Okul arkadaşları önem kazanır.
Çünkü okul aynı zamanda arkadaşlarla oyun yeridir.
Evdeki eşyalarla oluşturulan oyun alanları, kahramanların taklitleri kadar aile ile oynayacağı kutu oyunları, kelime oyunları onlar için caziptir.
Diğer çocuklarla oynanan oyunlar artmakla birlikte, aile ile oyunun paylaşılması çocuk hala önemini korur.
Yapılacak aile geceleri ile hep birlikte kutu oyunları, kelime oyunları oynamak eğlendirici olduğu kadar, grup oyunlarına, kaybetme ve kazanmayı öğrenmeye hazırlar.
Üstelik evde birlikte oynayacağınız ve kurallara uyulması gerektiğini öğreteceğiniz oyunlar, arkadaşları ile kurallı oyun oynamasını kolaylaştırır.
ANNE BABALARA
1- Çocuklara güvenli oyun alanları ve oyun zamanları sağlanmalıdır.
2- Çocuklarla oyun oynanmalıdır.
3- Çocuklara yaşıtları ile oynayacak oyun çevresi yaratılmalıdır.

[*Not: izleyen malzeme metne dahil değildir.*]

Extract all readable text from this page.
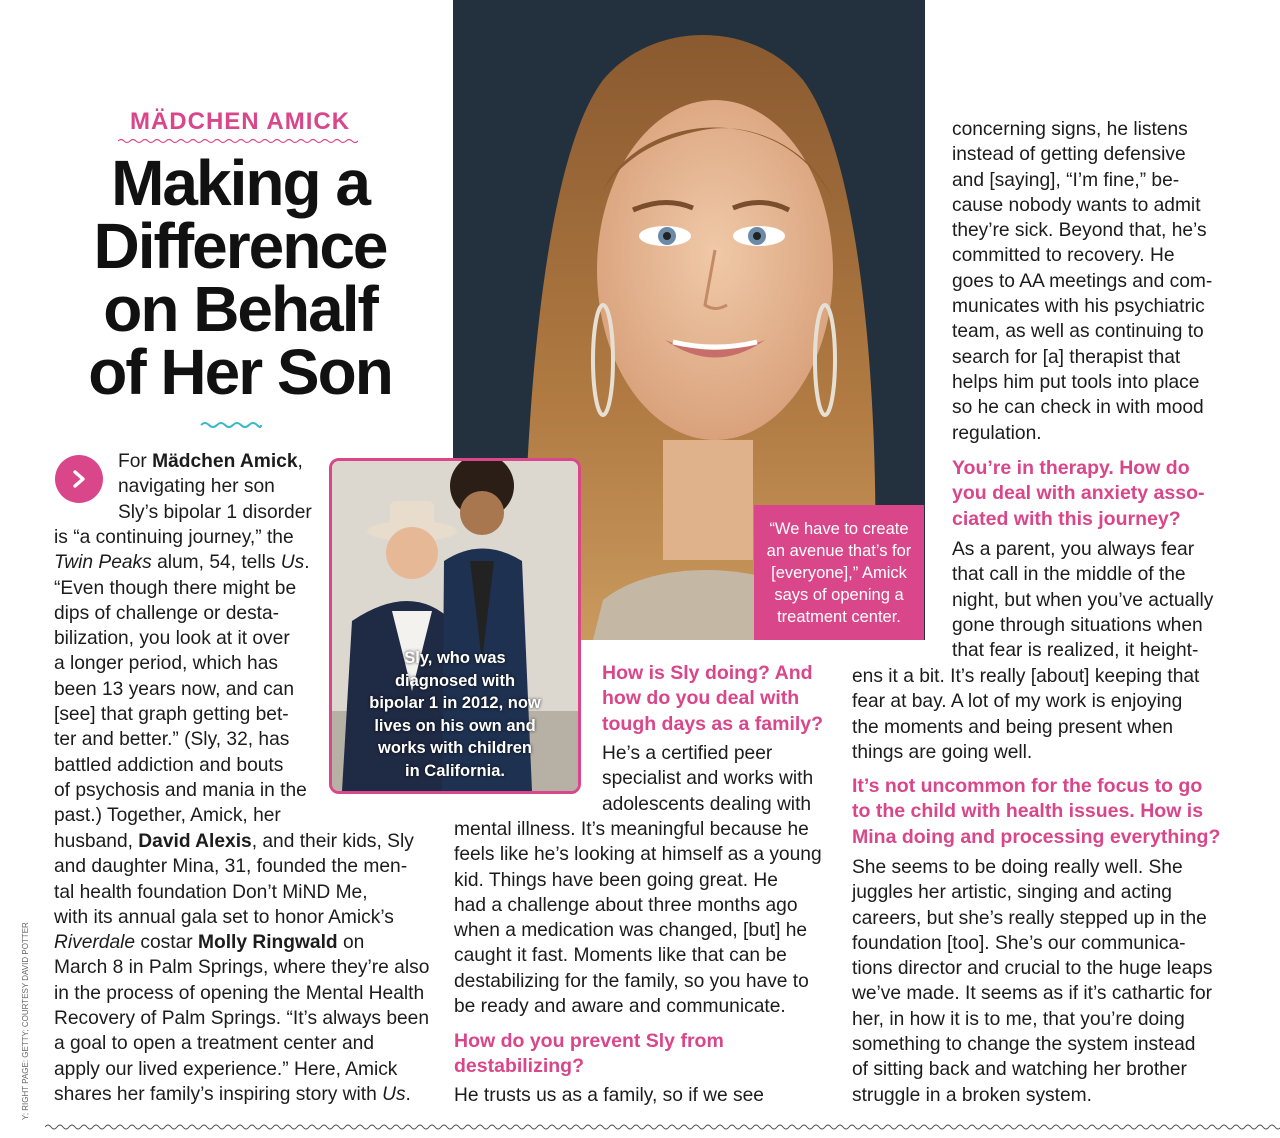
MÄDCHEN AMICK

Making a
Difference
on Behalf
of Her Son
For Mädchen Amick,
navigating her son
Sly’s bipolar 1 disorder
is “a continuing journey,” the
Twin Peaks alum, 54, tells Us.
“Even though there might be
dips of challenge or desta-
bilization, you look at it over
a longer period, which has
been 13 years now, and can
[see] that graph getting bet-
ter and better.” (Sly, 32, has
battled addiction and bouts
of psychosis and mania in the
past.) Together, Amick, her
husband, David Alexis, and their kids, Sly
and daughter Mina, 31, founded the men-
tal health foundation Don’t MiND Me,
with its annual gala set to honor Amick’s
Riverdale costar Molly Ringwald on
March 8 in Palm Springs, where they’re also
in the process of opening the Mental Health
Recovery of Palm Springs. “It’s always been
a goal to open a treatment center and
apply our lived experience.” Here, Amick
shares her family’s inspiring story with Us.
Sly, who was
diagnosed with
bipolar 1 in 2012, now
lives on his own and
works with children
in California.
“We have to create
an avenue that’s for
[everyone],” Amick
says of opening a
treatment center.
How is Sly doing? And
how do you deal with
tough days as a family?
He’s a certified peer
specialist and works with
adolescents dealing with
mental illness. It’s meaningful because he
feels like he’s looking at himself as a young
kid. Things have been going great. He
had a challenge about three months ago
when a medication was changed, [but] he
caught it fast. Moments like that can be
destabilizing for the family, so you have to
be ready and aware and communicate.
How do you prevent Sly from
destabilizing?
He trusts us as a family, so if we see
concerning signs, he listens
instead of getting defensive
and [saying], “I’m fine,” be-
cause nobody wants to admit
they’re sick. Beyond that, he’s
committed to recovery. He
goes to AA meetings and com-
municates with his psychiatric
team, as well as continuing to
search for [a] therapist that
helps him put tools into place
so he can check in with mood
regulation.
You’re in therapy. How do
you deal with anxiety asso-
ciated with this journey?
As a parent, you always fear
that call in the middle of the
night, but when you’ve actually
gone through situations when
that fear is realized, it height-
ens it a bit. It’s really [about] keeping that
fear at bay. A lot of my work is enjoying
the moments and being present when
things are going well.
It’s not uncommon for the focus to go
to the child with health issues. How is
Mina doing and processing everything?
She seems to be doing really well. She
juggles her artistic, singing and acting
careers, but she’s really stepped up in the
foundation [too]. She’s our communica-
tions director and crucial to the huge leaps
we’ve made. It seems as if it’s cathartic for
her, in how it is to me, that you’re doing
something to change the system instead
of sitting back and watching her brother
struggle in a broken system.
Y; RIGHT PAGE: GETTY; COURTESY DAVID POTTER
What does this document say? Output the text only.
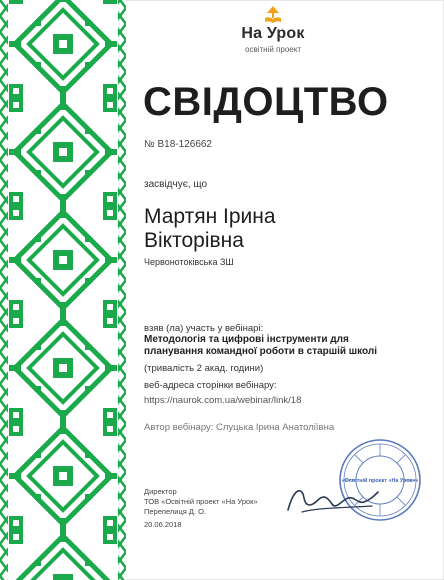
На Урок
освітній проект
СВІДОЦТВО
№ В18-126662
засвідчує, що
Мартян Ірина
Вікторівна
Червонотоківська ЗШ
взяв (ла) участь у вебінарі:
Методологія та цифрові інструменти для
планування командної роботи в старшій школі
(тривалість 2 акад. години)
веб-адреса сторінки вебінару:
https://naurok.com.ua/webinar/link/18
Автор вебінару: Слуцька Ірина Анатоліївна
Директор
ТОВ «Освітній проект «На Урок»
Перепелиця Д. О.
20.06.2018
«Освітній проект «На Урок»»
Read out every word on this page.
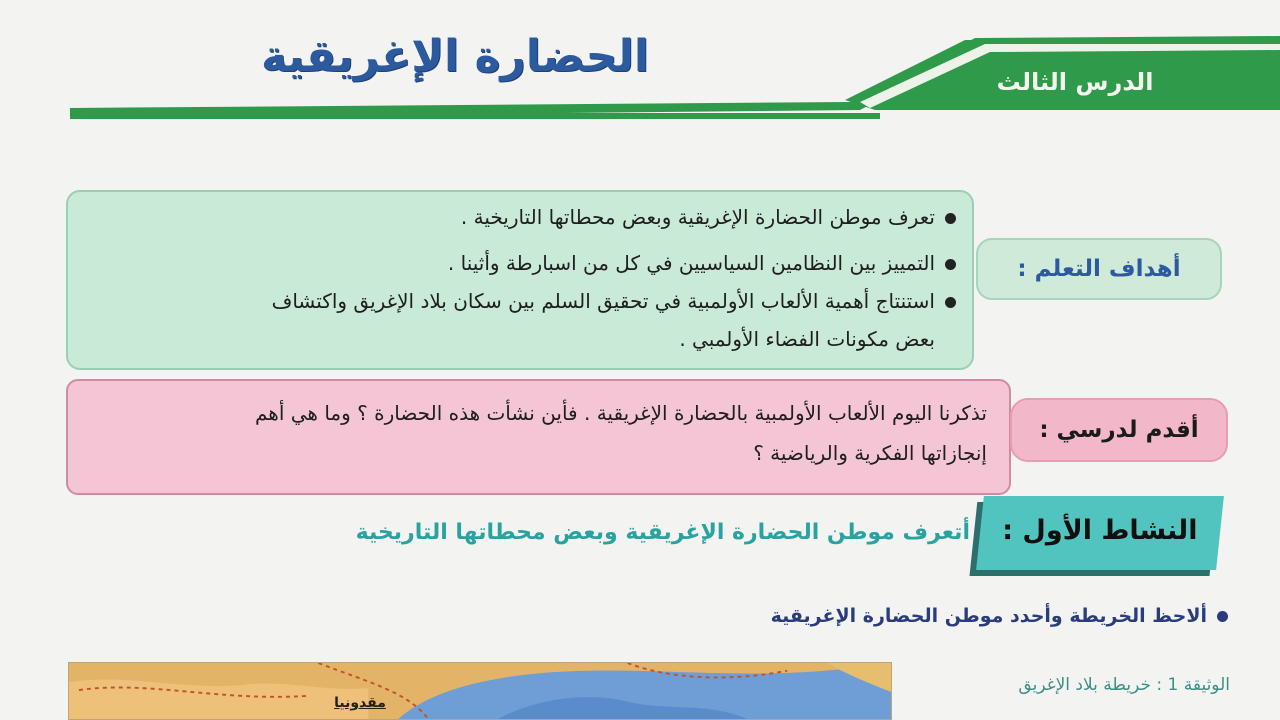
الحضارة الإغريقية	الدرس الثالث
تعرف موطن الحضارة الإغريقية وبعض محطاتها التاريخية .
التمييز بين النظامين السياسيين في كل من اسبارطة وأثينا .
استنتاج أهمية الألعاب الأولمبية في تحقيق السلم بين سكان بلاد الإغريق واكتشاف
بعض مكونات الفضاء الأولمبي .
أهداف التعلم :
تذكرنا اليوم الألعاب الأولمبية بالحضارة الإغريقية . فأين نشأت هذه الحضارة ؟ وما هي أهم
إنجازاتها الفكرية والرياضية ؟
أقدم لدرسي :
النشاط الأول :
أتعرف موطن الحضارة الإغريقية وبعض محطاتها التاريخية
ألاحظ الخريطة وأحدد موطن الحضارة الإغريقية
الوثيقة 1 : خريطة بلاد الإغريق
مقدونيا
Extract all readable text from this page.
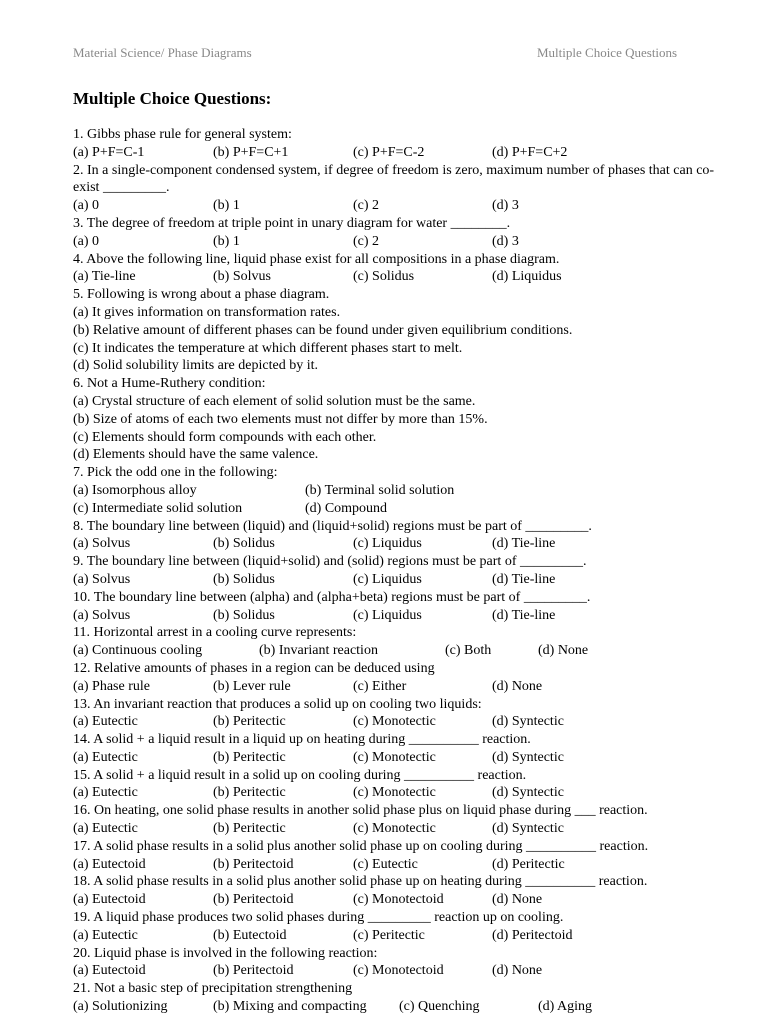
Material Science/ Phase Diagrams	Multiple Choice Questions
Multiple Choice Questions:
1. Gibbs phase rule for general system:
(a) P+F=C-1	(b) P+F=C+1	(c) P+F=C-2	(d) P+F=C+2
2. In a single-component condensed system, if degree of freedom is zero, maximum number of phases that can co-exist _________.
(a) 0	(b) 1	(c) 2	(d) 3
3. The degree of freedom at triple point in unary diagram for water ________.
(a) 0	(b) 1	(c) 2	(d) 3
4. Above the following line, liquid phase exist for all compositions in a phase diagram.
(a) Tie-line	(b) Solvus	(c) Solidus	(d) Liquidus
5. Following is wrong about a phase diagram.
(a) It gives information on transformation rates.
(b) Relative amount of different phases can be found under given equilibrium conditions.
(c) It indicates the temperature at which different phases start to melt.
(d) Solid solubility limits are depicted by it.
6. Not a Hume-Ruthery condition:
(a) Crystal structure of each element of solid solution must be the same.
(b) Size of atoms of each two elements must not differ by more than 15%.
(c) Elements should form compounds with each other.
(d) Elements should have the same valence.
7. Pick the odd one in the following:
(a) Isomorphous alloy	(b) Terminal solid solution
(c) Intermediate solid solution	(d) Compound
8. The boundary line between (liquid) and (liquid+solid) regions must be part of _________.
(a) Solvus	(b) Solidus	(c) Liquidus	(d) Tie-line
9. The boundary line between (liquid+solid) and (solid) regions must be part of _________.
(a) Solvus	(b) Solidus	(c) Liquidus	(d) Tie-line
10. The boundary line between (alpha) and (alpha+beta) regions must be part of _________.
(a) Solvus	(b) Solidus	(c) Liquidus	(d) Tie-line
11. Horizontal arrest in a cooling curve represents:
(a) Continuous cooling	(b) Invariant reaction	(c) Both	(d) None
12. Relative amounts of phases in a region can be deduced using
(a) Phase rule	(b) Lever rule	(c) Either	(d) None
13. An invariant reaction that produces a solid up on cooling two liquids:
(a) Eutectic	(b) Peritectic	(c) Monotectic	(d) Syntectic
14. A solid + a liquid result in a liquid up on heating during __________ reaction.
(a) Eutectic	(b) Peritectic	(c) Monotectic	(d) Syntectic
15. A solid + a liquid result in a solid up on cooling during __________ reaction.
(a) Eutectic	(b) Peritectic	(c) Monotectic	(d) Syntectic
16. On heating, one solid phase results in another solid phase plus on liquid phase during ___ reaction.
(a) Eutectic	(b) Peritectic	(c) Monotectic	(d) Syntectic
17. A solid phase results in a solid plus another solid phase up on cooling during __________ reaction.
(a) Eutectoid	(b) Peritectoid	(c) Eutectic	(d) Peritectic
18. A solid phase results in a solid plus another solid phase up on heating during __________ reaction.
(a) Eutectoid	(b) Peritectoid	(c) Monotectoid	(d) None
19. A liquid phase produces two solid phases during _________ reaction up on cooling.
(a) Eutectic	(b) Eutectoid	(c) Peritectic	(d) Peritectoid
20. Liquid phase is involved in the following reaction:
(a) Eutectoid	(b) Peritectoid	(c) Monotectoid	(d) None
21. Not a basic step of precipitation strengthening
(a) Solutionizing	(b) Mixing and compacting (c) Quenching	(d) Aging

4- Çocukların oyunlarına katılmalı ama oyun yönetilmemelidir.
5- Çocukların oyunları bozulmamalıdır. Bazen sadece izlenmelidir.
6- Oyun oynarken sabırlı olmalı, çocuğun sorularına yanıt verilmeli ve isteklerine uyulmalı, yapacakları çocuğa söylenmemelidir.
7- Oyun süresi çocukla beraber belirlenmeli ve uyulmalıdır.
8- Çocuğa ev içinde olduğu kadar, açık alanda da oyun fırsatı tanınmalıdır.
9- Çocukların oyunlarına, yarttıklarına değer verilmelidir.
10- Çouklara yaşlarına ve gelişimlerine uygun oyuncaklar seçilmelidir.
11- Oyunun çocuğunuzun öğrenmesi, gelişmesi, sosyalleşmesi için gerekli olduğunu ve sizinle ilişki kurması, sizin de onu tanımanız için fırsat olduğunu hiç unutmamak gerekir.
Çocuğunuzu tanıyın, sevin ve oyunlarla özgürleştirin.
Şahane bir Pazar Günü diliyorum.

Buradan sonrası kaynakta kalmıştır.